(dissenting):
I cannot agree that the pistols were seized through an invalid exploratory search. In determining the validity of the search, “the test still is, was the search unreasonable”, Preston v. United States, 376 U.S. 364, 367, 84 S.Ct. 881, 883, 11 L.Ed.2d 777 (1964). The search was not unreasonable if the officers conducting the search had reasonable or probable cause to believe they would find the instrumentality of a crime or evidence pertaining to a crime before they began their warrantless search. Dyke v. Taylor Implement Mfg. Co., 391 U.S. 216, 221, 88 S.Ct. 1472, 20 L.Ed.2d 538 (1968). For reasons hereafter stated I believe the search was reasonable.
The reasonableness of the search is not to be tested by abstract principles of law or by some ruling on another set of facts, but should be determined on the facts in this case. The facts facing the officers in this case were that the District of Columbia had suffered riots causing death or injury to many of its residents and property destruction running into millions of dollars. In an effort to restore order, the local authorities had imposed a nighttime curfew.1 The curfew was still in effect when shortly after midnight appellant’s van was stopped by Officer Rose. The appearance of the van was unusual. Although obviously not a regular police vehicle, it bore signs and tags indicating it was some kind of a special police car. Appellant claimed to have some authority or commission to be on the streets during the curfew but was unable to produce anything to substantiate his claim. It was certainly reasonable for Officer Rose to require the van to follow him to the nearby precinct where appellant’s claimed credentials could be checked out, and as a precautionary measure to have Officer Meleo follow behind the van.
When Officer Meleo saw appellant apparently placing something under the seat he had before him these facts. Here was a man who pretended to be some kind of special police with authority to be on the streets during the curfew to protect property, prominently displaying a shotgun in the front of his vehicle, and apparently trying to conceal something under the seat before he reached the precinct. I think these circumstances gave Officer Meleo reasonable cause to believe that appellant was attempting to conceal a pistol or other weapon under the seat. Police officers are usually armed, and it was reasonable to believe that one who pretended to be an officer and openly displayed a shotgun, would be carrying arms other than the shotgun. The officer did not make an exploratory search of the van. He merely reached under the seat to see what this bogus policeman was trying to hide.
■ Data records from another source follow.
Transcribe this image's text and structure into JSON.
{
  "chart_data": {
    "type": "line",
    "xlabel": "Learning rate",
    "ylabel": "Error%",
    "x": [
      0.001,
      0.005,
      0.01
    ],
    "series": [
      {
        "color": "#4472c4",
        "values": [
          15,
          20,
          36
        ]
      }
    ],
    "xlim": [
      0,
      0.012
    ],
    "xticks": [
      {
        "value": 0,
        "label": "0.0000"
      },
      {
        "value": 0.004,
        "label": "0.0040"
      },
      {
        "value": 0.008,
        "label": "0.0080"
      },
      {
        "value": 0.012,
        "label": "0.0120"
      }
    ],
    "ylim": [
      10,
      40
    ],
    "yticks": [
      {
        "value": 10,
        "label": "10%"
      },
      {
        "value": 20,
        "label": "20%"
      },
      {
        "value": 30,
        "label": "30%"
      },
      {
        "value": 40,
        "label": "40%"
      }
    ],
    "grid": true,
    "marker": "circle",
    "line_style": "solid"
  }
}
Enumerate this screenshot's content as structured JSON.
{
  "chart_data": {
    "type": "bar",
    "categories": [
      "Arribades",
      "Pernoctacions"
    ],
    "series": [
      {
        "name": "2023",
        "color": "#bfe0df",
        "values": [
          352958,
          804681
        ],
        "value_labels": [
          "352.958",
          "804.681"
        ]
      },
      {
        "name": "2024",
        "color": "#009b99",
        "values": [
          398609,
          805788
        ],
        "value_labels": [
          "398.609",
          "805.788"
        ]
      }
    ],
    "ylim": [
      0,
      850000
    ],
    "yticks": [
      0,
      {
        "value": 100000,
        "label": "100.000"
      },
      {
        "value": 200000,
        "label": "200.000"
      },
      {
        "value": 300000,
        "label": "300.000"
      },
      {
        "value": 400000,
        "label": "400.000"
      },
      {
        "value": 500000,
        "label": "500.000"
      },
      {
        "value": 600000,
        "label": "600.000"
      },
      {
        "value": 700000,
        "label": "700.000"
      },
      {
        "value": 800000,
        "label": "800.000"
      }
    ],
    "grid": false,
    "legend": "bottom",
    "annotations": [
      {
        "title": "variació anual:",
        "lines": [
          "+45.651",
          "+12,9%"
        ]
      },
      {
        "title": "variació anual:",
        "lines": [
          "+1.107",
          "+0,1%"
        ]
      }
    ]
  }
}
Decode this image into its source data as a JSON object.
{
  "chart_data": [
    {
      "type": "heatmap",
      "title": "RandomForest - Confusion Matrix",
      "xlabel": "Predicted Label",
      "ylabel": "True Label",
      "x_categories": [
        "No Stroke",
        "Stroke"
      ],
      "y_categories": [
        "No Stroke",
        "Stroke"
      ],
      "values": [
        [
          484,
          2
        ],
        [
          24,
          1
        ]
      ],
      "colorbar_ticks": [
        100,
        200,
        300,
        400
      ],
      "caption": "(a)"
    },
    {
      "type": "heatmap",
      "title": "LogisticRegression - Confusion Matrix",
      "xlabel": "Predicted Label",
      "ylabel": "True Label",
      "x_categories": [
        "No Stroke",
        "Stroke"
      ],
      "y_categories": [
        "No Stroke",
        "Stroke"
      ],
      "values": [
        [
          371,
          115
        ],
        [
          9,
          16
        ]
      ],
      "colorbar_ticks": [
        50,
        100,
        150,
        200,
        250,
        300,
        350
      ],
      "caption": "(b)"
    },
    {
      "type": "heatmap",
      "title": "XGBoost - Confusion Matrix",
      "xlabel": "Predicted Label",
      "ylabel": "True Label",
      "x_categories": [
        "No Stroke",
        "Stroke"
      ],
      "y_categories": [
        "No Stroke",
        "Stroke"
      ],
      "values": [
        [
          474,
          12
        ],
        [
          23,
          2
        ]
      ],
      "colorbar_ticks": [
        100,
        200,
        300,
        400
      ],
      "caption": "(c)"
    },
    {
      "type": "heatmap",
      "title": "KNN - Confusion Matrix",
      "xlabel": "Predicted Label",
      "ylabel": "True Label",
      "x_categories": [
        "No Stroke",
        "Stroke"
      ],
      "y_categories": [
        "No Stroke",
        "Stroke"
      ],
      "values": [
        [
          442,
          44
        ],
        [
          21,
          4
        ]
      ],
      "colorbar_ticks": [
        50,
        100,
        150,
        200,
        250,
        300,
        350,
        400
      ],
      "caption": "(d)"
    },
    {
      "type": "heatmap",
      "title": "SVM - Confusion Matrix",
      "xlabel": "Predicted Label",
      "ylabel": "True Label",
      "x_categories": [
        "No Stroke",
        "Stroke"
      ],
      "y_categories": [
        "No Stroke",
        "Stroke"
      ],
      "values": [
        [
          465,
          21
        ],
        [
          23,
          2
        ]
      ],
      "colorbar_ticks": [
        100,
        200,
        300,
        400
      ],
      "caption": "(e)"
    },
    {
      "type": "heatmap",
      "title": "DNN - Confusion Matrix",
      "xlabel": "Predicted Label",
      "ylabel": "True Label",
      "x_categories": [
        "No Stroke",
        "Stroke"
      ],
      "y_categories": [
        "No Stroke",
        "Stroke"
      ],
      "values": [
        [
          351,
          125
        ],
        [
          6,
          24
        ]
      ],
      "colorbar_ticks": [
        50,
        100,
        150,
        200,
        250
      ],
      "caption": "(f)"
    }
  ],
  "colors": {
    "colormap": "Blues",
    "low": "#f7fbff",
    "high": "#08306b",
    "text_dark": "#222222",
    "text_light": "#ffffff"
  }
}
Under these circumstances I think it is most unreasonable and unrealistic to say that the officer, at a time when there was a great shortage of police man power, should have gone across the city seeking a judicial officer to issue a search warrant. It should be remembered that the van had not been impounded by the police. If appellant had been charged at the precinct with a curfew violation, presumably he could have been freed on posting collateral, and departed either with the van or with its contents which he wished to conceal, and this could well have happened before Officer Meleo returned with his search warrant, had he been able to secure one.2
Recently the Chief Judge of the United States Court of Appeals for the District of Columbia Circuit had occasion to speak of the “intricacies of criminal law and procedure” with which many lawyers are not familiar.3 It puzzles me when a court holds *685that the average police officer, making an on the spot decision, must comply with all the intricacies of the criminal law of search and seizure. I believe the majority opinion departs from the test of the reasonableness of the search, and by a too rigid reading of Preston orders freed a man who was unquestionably guilty, I would affirm.
. See Glover v. District of Columbia, D.C.App., 250 A.2d 556 (1969).
. See Johnson v. State, 8 Md.App. 28, 257 A.2d 756 (1969).
. Contee v. United States, 133 U.S.App.D.C. 261, 410 F.2d 249, 250 (1969).